スーカンピンはしばらく考え込んで考えがまとまったようで金額を告げて来た。
「200万リルダだ。金貨2枚であんたに売るだ」
(200万リルダってことは2千万円ぐらいってことだよな。地球で舟なんて買った事ないけど二千万円も出せばかっこいいクルーザーでも買えるんじゃないか)
少々納得できない金額ではあったがこいつが舟を失うってことは仕事が出来なくなるということだから生活保障って奴を考えると妥当なのかもしれないし懐には金貨どころか白金貨まで入っているのを考えると素直に払うことにした。
「分かった。それじゃあ金貨2枚だな。確認してくれ」
懐から出すふりをして異次元庫から金貨を2枚取り出し渡す。
まさか即決で払うとは思わなかったのか驚いていた。
動かすには差し押さえた商会にも伝えないといけないので話をつけに行く。
アコーギ商会へスーカンピンと一緒に行って話をつけに行く。
店に入ると目つきの悪い連中が出迎えてくれた。
「おー、スーカンピンじゃねえか。嫁さんの治療費として貸した五十万リルダは準備できたのか。いくら利子は取らないと言ったが早くしないといつまでも舟は返せねえぞ」
(柄が悪いので揉めるかと思ったらめっちゃ良心的でスーカンピンもギャンブルかと思ったら奥さんの治療費とか言ってるし疑った俺がめっちゃ心が濁ってるじゃないか)

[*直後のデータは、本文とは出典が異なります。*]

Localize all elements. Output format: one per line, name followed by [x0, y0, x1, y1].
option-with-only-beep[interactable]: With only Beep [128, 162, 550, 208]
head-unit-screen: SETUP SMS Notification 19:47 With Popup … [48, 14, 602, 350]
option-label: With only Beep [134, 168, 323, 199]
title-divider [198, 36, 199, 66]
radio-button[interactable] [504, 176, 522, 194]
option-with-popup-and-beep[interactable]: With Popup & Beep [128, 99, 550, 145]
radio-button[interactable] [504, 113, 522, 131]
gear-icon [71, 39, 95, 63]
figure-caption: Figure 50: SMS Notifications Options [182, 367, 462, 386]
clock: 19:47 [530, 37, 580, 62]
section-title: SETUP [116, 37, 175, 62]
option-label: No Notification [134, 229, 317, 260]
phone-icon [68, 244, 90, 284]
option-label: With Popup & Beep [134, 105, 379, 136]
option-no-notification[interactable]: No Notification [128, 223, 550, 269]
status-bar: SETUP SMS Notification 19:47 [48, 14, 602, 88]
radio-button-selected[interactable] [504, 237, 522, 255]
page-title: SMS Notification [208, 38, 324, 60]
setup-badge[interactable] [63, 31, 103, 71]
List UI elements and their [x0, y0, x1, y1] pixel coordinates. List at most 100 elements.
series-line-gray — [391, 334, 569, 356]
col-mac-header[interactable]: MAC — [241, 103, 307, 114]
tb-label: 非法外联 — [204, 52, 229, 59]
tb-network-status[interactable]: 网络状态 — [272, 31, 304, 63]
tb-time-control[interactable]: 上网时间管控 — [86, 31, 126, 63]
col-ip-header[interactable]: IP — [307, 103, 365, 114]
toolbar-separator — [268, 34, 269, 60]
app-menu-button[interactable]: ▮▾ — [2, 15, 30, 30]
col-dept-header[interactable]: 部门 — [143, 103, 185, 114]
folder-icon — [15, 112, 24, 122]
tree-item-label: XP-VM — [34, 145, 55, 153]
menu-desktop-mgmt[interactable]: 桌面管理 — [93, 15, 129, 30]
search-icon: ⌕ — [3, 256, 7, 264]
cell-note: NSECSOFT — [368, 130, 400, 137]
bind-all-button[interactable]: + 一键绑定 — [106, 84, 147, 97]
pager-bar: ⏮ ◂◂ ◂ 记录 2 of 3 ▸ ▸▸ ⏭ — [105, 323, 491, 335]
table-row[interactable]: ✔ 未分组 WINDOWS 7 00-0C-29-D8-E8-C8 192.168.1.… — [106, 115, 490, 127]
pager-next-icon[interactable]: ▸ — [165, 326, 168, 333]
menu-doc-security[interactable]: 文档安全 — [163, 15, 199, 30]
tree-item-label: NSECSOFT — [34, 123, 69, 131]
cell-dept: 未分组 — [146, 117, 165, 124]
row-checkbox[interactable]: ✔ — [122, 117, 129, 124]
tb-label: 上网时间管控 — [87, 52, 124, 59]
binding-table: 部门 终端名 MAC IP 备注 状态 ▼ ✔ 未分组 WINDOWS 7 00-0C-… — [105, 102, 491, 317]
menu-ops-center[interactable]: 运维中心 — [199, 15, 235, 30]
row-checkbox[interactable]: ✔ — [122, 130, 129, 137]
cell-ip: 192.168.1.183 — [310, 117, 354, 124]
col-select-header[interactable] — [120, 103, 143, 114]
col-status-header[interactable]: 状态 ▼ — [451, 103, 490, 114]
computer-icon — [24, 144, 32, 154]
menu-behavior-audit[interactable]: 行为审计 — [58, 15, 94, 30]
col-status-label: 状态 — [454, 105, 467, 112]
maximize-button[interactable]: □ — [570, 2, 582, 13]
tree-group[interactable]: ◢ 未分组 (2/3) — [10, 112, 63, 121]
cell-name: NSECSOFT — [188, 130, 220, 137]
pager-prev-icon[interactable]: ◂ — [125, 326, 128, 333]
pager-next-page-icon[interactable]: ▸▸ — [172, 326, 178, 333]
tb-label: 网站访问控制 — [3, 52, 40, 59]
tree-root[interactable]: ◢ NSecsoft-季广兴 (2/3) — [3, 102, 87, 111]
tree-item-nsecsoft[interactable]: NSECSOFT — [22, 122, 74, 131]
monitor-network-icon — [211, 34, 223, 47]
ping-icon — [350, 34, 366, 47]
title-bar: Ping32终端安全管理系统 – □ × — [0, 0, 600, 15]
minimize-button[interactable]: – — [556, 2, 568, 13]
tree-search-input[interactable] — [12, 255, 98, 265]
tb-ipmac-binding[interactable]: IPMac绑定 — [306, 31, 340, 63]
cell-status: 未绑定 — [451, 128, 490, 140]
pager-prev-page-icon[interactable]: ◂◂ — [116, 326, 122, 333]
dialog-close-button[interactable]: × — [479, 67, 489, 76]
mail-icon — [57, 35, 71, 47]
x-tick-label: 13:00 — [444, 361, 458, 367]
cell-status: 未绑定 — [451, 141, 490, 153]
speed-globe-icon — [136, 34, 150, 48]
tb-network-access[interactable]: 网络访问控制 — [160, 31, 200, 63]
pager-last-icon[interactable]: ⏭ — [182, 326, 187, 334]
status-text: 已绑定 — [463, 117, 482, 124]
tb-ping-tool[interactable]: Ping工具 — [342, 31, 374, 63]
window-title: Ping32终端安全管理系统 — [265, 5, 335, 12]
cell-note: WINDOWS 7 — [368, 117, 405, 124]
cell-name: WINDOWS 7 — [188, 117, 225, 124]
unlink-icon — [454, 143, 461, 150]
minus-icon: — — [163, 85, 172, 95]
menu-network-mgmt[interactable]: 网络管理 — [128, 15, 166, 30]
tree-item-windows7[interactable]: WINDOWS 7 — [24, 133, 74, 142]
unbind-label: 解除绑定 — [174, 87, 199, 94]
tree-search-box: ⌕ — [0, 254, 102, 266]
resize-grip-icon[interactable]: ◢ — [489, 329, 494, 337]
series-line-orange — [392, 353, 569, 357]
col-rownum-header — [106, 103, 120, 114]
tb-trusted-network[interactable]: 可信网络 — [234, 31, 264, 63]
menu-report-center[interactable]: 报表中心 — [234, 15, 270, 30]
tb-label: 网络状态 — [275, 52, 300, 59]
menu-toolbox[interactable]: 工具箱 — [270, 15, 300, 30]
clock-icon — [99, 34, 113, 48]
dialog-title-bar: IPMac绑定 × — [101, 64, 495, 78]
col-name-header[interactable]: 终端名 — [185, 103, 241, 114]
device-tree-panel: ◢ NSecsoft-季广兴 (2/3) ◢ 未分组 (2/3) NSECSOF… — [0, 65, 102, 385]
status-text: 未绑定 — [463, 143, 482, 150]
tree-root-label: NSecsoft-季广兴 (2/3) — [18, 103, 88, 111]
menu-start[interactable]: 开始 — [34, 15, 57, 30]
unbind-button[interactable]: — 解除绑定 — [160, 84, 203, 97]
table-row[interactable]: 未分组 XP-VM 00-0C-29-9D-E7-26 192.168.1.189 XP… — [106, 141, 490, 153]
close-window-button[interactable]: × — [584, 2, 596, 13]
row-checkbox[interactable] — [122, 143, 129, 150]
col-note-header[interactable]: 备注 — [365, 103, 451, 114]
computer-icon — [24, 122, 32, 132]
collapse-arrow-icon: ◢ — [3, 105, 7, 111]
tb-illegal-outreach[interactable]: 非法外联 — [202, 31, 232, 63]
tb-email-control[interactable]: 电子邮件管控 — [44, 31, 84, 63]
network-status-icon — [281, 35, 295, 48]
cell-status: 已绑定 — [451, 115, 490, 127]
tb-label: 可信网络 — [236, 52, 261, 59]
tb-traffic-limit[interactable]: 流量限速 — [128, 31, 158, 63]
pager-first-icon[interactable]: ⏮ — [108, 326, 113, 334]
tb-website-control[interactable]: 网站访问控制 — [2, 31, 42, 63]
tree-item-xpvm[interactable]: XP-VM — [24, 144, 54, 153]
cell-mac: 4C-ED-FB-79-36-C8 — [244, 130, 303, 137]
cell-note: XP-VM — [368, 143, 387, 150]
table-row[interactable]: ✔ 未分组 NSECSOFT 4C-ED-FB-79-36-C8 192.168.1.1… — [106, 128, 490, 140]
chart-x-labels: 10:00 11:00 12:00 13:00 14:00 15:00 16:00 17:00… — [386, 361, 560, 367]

「はい、こちらの人が舟を買ってくれるというのでお金は準備できましただ。それで借金を払うので鎖を外して貰いてえだよ」
スーカンピンの話を聞いた強面の男が俺に寄ってきて顔を覗き込んでくる。
「どこのどいつか知らないがあの舟は最新式で百八十万リルダはするんだぞ。足元見て買い叩いたんじゃねえだろうな」
(うわー、スーカンピンもそこまで吹っ掛けたわけじゃない金額設定してる。疑ってホントごめん)
「いえいえ、その人はオイラが言った金貨2枚を即決で買ってくれたんだべ。とてもいい人だ」
(ホントにごめん。疑ってた俺が悪かったから褒めないで。申し訳なさ過ぎて顔を直視できなくなる)
あまりの申し訳なさに黙っていると強面の男が謝ってきた。
「そうなのか。疑って悪かった。頑張っているこいつを助けたいと思って金を貸したが金を工面するために漁に出るかもと思い差し押さえたんだ。あの舟は一人では操作できないんだ。奥さんの病気が完全に治る前に一人で漁に出ては行けないと思ってな」
(2人の話を聞いていて見た目で判断した自分を罰してやりたい気持ちになる)
「いえ、俺の方も丁度舟が必要だったので助かりました。鎖は自分で外せると思うので舟は頂いていきますね」
俺はこの場に居るのがつらくなりさっさと商会を出て港に行った。係留してある鎖を腐界で壊し舟に乗る。
帆を広げ風魔法で風を当てると舟が進みだした。
舵取りも何となくではあったが出来たので港を出てアリンケ大陸の有る東南東方向に向かって進んでいく。